In Shri 420, Raju, the quintessential Indian with the Japanese shoes, the English pantaloons and the made-in-India heart walks through the city squalor and comes up with a facile solution. In his progress-made-easy economics, income disparities can be eradicated through a mere catholicity of spirit, coupled with a bit of self-discipline, a little more labour on the part of the impoverished have-nots and some sharing and caring from the well-endowed ones is all that it takes to build Utopia. Now whoever talked of reconstruction and rebellion. Not the friendly neighbourhood tramp at least.

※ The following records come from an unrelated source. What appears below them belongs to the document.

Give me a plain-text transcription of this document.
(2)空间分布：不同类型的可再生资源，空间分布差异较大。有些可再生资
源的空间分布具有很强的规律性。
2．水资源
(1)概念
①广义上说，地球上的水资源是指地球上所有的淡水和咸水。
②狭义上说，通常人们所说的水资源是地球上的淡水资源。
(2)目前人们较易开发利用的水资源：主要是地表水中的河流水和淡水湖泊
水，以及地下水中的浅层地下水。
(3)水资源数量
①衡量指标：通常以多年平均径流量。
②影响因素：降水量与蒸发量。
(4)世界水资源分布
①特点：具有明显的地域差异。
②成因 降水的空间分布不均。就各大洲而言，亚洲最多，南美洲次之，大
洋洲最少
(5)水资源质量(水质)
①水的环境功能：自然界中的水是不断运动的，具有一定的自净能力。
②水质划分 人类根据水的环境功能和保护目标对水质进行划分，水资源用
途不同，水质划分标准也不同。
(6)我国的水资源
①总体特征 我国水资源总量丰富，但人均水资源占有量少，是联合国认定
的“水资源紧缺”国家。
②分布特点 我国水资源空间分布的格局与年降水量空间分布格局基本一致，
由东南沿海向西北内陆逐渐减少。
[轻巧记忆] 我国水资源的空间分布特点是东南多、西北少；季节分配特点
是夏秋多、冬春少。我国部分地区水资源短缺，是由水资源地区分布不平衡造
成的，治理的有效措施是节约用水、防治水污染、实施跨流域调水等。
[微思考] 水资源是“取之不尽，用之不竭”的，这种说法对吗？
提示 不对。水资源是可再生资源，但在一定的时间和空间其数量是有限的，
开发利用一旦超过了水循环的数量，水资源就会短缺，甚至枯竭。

It is the cause of the dispossessed again that is furthered in Ramesh Saigal's Phir Subah Hogi (1958). Ramu, the penniless law student, accidentally murders a man while trying to secure the money that would enable him to marry the woman of his dreams (Mala Sinha). Sohni, the daughter of an alcoholic traitor, can only be won when Ramu has paid off her father's debts. With no fair means permissible by the existing socio-economic set-up, Ramu must opt for the foul. He tries to rob the safe of the vicious moneylender and ends up killing him in self-defence. Later, in his confession, he launches a sentimental tirade against the rapacious rich who, in Kapoor's economics, were the prime beneficiaries of Nehruvian socialism and were impeding its smooth progress. Naturally, at the expense of the poor and the dispossessed who in the current set-up did not have even a roof over their heads. This despite the fact that the world was gradually coming to belong to the Indian nation. 'Chino-arab hamara, Hindustan hamara; rehne ko ghar nahin hai, sara jahan hamara' (China-Arabia may belong to us, Hindustan may belong to us, no home to live in, yet the whole world may belong to us) sings the disgruntled youth as he stumbles through an unfriendly clime, dreaming of a more equitable dawn. This new dawn would be one where everybody had a roof over his head, with adequate morsels of bread to feed himself and his family with spartan needs and simple demands. In such a set-up, the rich would remain rich, only the poor wouldn't be so poor.
The conflict of Raj Kapoor's films always culminated in a scenario where, as he insists, all is well, everybody is happy and God is great. All within the existing social setup. For Kapoor's indictment was never against Nehruvian socialism. This was because the fifties, when Kapoor began his work, was still the age of idealism. Both as a film-maker and a hero, he retained a romantic optimism. Throwing light on his politics of cinema in Raj Kapoor, Ritu Nanda's biographical account of her father, he elucidates: "We began our work in an age of optimism. The republic was new, the rulers were new to leadership." This was an idealism which seemed to work despite the complexities and contradictions of the fifties. Small wonder then that Kapoor's call for reform, like his delineation of love, was intensely romantic too. The protagonists of the 1950s wanted a reformed social order, yes, but this could be achieved quite easily with a little bit of discipline, education and a lot of love.
Kapoor's ideology was basically a politics of love. "I saw the environment and the social effect it had on people and tried to weave the fabric of the script with the influences of that environment to present it with romanticism and a certain kind of sensitivity of belonging, of humanism and in totality, it worked as love."